Je n'ai toujours rien vu de Cimino, ce qui, on peut le dire, est honteux. :-)

Neil 25/06/2008 22:46


Non pas honteux : au contraire, tu t'apprètes à vivre de belles émotions ! :)


Edisdead 20/06/2008 13:52

Comme le dit Dasola, film important à l'époque, surtout si on l'a découvert ado comme moi. Par la suite, se font jour quelques réserves en comparaison avec "Voyage..." et "La porte du Paradis" (pas par rapport à l'ambiguité du personnage, qui est je pense une vraie force du film, surtout quand on a aujourd'hui tant de portraits asseptisés à force de prudence politique), mais rappelons que cela reste certainement le dernier grand film de Cimino.

Neil 25/06/2008 22:44


C'est vrai, Cimino n'a après plus rien fait de marquant.

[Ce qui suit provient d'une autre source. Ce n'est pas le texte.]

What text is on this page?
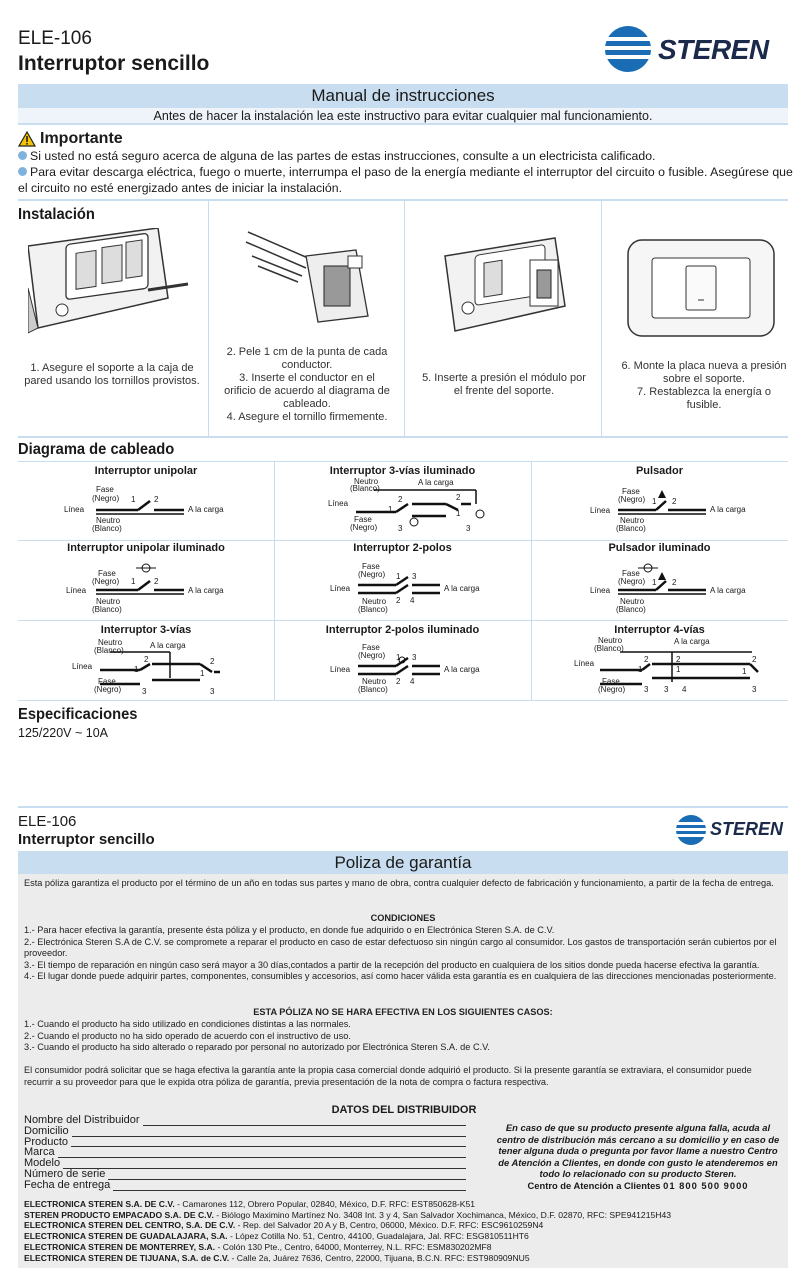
ELE-106
Interruptor sencillo	STEREN
Manual de instrucciones
Antes de hacer la instalación lea este instructivo para evitar cualquier mal funcionamiento.
Importante
Si usted no está seguro acerca de alguna de las partes de estas instrucciones, consulte a un electricista calificado.
Para evitar descarga eléctrica, fuego o muerte, interrumpa el paso de la energía mediante el interruptor del circuito o fusible. Asegúrese que el circuito no esté energizado antes de iniciar la instalación.
Instalación
1. Asegure el soporte a la caja de pared usando los tornillos provistos.
2. Pele 1 cm de la punta de cada conductor.
3. Inserte el conductor en el orificio de acuerdo al diagrama de cableado.
4. Asegure el tornillo firmemente.
5. Inserte a presión el módulo por el frente del soporte.
6. Monte la placa nueva a presión sobre el soporte.
7. Restablezca la energía o fusible.
Diagrama de cableado
Interruptor unipolar	Interruptor 3-vías iluminado	Pulsador
Interruptor unipolar iluminado	Interruptor 2-polos	Pulsador iluminado
Interruptor 3-vías	Interruptor 2-polos iluminado	Interruptor 4-vías
Fase
(Negro)
Línea
1 2
A la carga
Neutro
(Blanco)
Neutro
(Blanco)
A la carga
Línea	2
1
2
1
Fase
(Negro)	3	3
Fase
(Negro)
Línea
1 2
A la carga
Neutro
(Blanco)
Fase
(Negro)
Línea
1 2
A la carga
Neutro
(Blanco)
Fase
(Negro) 1 3
Línea	A la carga
2 4
Neutro
(Blanco)
Fase
(Negro)
Línea
1 2
A la carga
Neutro
(Blanco)
Neutro
(Blanco)
A la carga
Línea
2
1
2
1
Fase
(Negro)	3	3
Fase
(Negro) 1 3
Línea	A la carga
2 4
Neutro
(Blanco)
Neutro
(Blanco)
A la carga
Línea	2	2	2
1	1	1
Fase
(Negro) 3 3 4	3
Especificaciones
125/220V ~ 10A
ELE-106
Interruptor sencillo
STEREN
Poliza de garantía
Esta póliza garantiza el producto por el término de un año en todas sus partes y mano de obra, contra cualquier defecto de fabricación y funcionamiento, a partir de la fecha de entrega.
CONDICIONES
1.- Para hacer efectiva la garantía, presente ésta póliza y el producto, en donde fue adquirido o en Electrónica Steren S.A. de C.V.
2.- Electrónica Steren S.A de C.V. se compromete a reparar el producto en caso de estar defectuoso sin ningún cargo al consumidor. Los gastos de transportación serán cubiertos por el proveedor.
3.- El tiempo de reparación en ningún caso será mayor a 30 días,contados a partir de la recepción del producto en cualquiera de los sitios donde pueda hacerse efectiva la garantía.
4.- El lugar donde puede adquirir partes, componentes, consumibles y accesorios, así como hacer válida esta garantía es en cualquiera de las direcciones mencionadas posteriormente.
ESTA PÓLIZA NO SE HARA EFECTIVA EN LOS SIGUIENTES CASOS:
1.- Cuando el producto ha sido utilizado en condiciones distintas a las normales.
2.- Cuando el producto no ha sido operado de acuerdo con el instructivo de uso.
3.- Cuando el producto ha sido alterado o reparado por personal no autorizado por Electrónica Steren S.A. de C.V.
El consumidor podrá solicitar que se haga efectiva la garantía ante la propia casa comercial donde adquirió el producto. Si la presente garantía se extraviara, el consumidor puede recurrir a su proveedor para que le expida otra póliza de garantía, previa presentación de la nota de compra o factura respectiva.
DATOS DEL DISTRIBUIDOR
Nombre del Distribuidor
Domicilio
Producto
Marca
Modelo
Número de serie
Fecha de entrega
En caso de que su producto presente alguna falla, acuda al centro de distribución más cercano a su domicilio y en caso de tener alguna duda o pregunta por favor llame a nuestro Centro de Atención a Clientes, en donde con gusto le atenderemos en todo lo relacionado con su producto Steren.
Centro de Atención a Clientes 01 800 500 9000
ELECTRONICA STEREN S.A. DE C.V. - Camarones 112, Obrero Popular, 02840, México, D.F. RFC: EST850628-K51
STEREN PRODUCTO EMPACADO S.A. DE C.V. - Biólogo Maximino Martínez No. 3408 Int. 3 y 4, San Salvador Xochimanca, México, D.F. 02870, RFC: SPE941215H43
ELECTRONICA STEREN DEL CENTRO, S.A. DE C.V. - Rep. del Salvador 20 A y B, Centro, 06000, México. D.F. RFC: ESC9610259N4
ELECTRONICA STEREN DE GUADALAJARA, S.A. - López Cotilla No. 51, Centro, 44100, Guadalajara, Jal. RFC: ESG810511HT6
ELECTRONICA STEREN DE MONTERREY, S.A. - Colón 130 Pte., Centro, 64000, Monterrey, N.L. RFC: ESM830202MF8
ELECTRONICA STEREN DE TIJUANA, S.A. de C.V. - Calle 2a, Juárez 7636, Centro, 22000, Tijuana, B.C.N. RFC: EST980909NU5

C'est bien dommage d'ailleurs.


dasola 19/06/2008 18:11

Bonjour Neil, il faut se rappeler que quand ce film est sorti, c'était un événement. Rourke était en pleine ascension auprès du public français. Bien entendu, je suis allée voir en 1985. J'avais trouvé que c'était un chef d'oeuvre et les relations plus qu'ambiguës entre Rourke et John Lone (qu'est ce qu'il est beau!) ont fait les beaux jours des Cahiers du cinéma. Film hautement recommandable que la jeune génération devrait découvrir.

Neil 25/06/2008 22:43


Ah oui tiens les relations entre Rourke et Lone méritent en effet d'être mentionnées. "_"


eeguab 18/06/2008 20:11

Très bon film,notamment les scènes plus intimes de Rourke.Mais c'est un vieux souvenir et je ne m'aventurerai pas à en dire plus.Il faut que je le revoie.

Neil 18/06/2008 22:52


C'est drôle moi c'est ce que j'ai trouvé de moins réussi justement, les scènes intimes dans le film. Mais ça ne gâche rien.